Mit String lässt es sich kompilieren, mit int nicht.


----------



## Fragile Heart (22. Juni 2011)

Super Argument. 

Nur übergibst du ein int[] wo ein ArrayList<String> erwartet wird, was irgendwie auch ziemlich Sinnbefreit ist oder? 

Schau dir doch noch mal deine Klasse DotCom an. Wenn du auch noch die zellorte in ArrayList<int> änderst, sollte das alles gehen.


----------



## DiabloJulian (22. Juni 2011)

Das oben war kein Argument, lediglich eine Feststellung  Wenn ich argumentiere, versuche ich auch jene zu stützen.
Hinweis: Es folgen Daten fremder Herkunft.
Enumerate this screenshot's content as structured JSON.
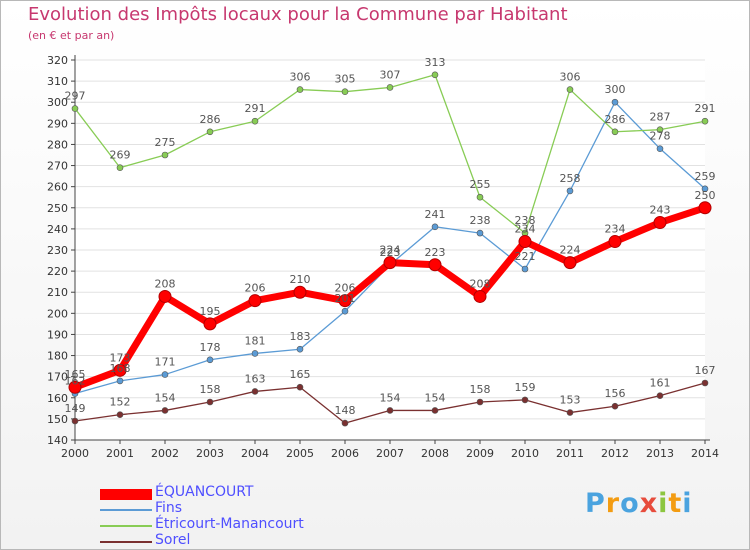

Mit dem <int> hat es leider auch nicht geklappt.
Laut Fehleranzeige, hat das ja auch nicht mit dem Typ int zu tun, sondern mit dem Array und der ArrayList. Die Methode setZellorte mit dem Parameter ArrayList lässt sich nicht auf den int-Array anwenden. Oder hab ich da etwas falsch verstanden?


----------



## Fragile Heart (22. Juni 2011)

Die Fehlermeldung besagt nur das du kein int[] als Parameter für void setZellorte(ArrayList<String> orte) verwenden kannst.


----------



## DiabloJulian (22. Juni 2011)

Müsst ich dann nicht das Objekt orte anstatt mit Array, einfach als ArrayList deklarieren? Ist das überhaupt möglich?


----------



## Fragile Heart (22. Juni 2011)

Möglich ist letztlich fast alles, aber ich würde immer noch den Weg über den anderen Weg gehen. Also umschreiben des DotCom Objekt so, dass das alte Interface wieder geht.


----------



## DiabloJulian (22. Juni 2011)

Könnte ich machen, lediglich bringt mich das nicht weiter bzw. möchte/muss ich das Problem lösen. Denn das folgende baut darauf auf, ich probier einfach ma weiter.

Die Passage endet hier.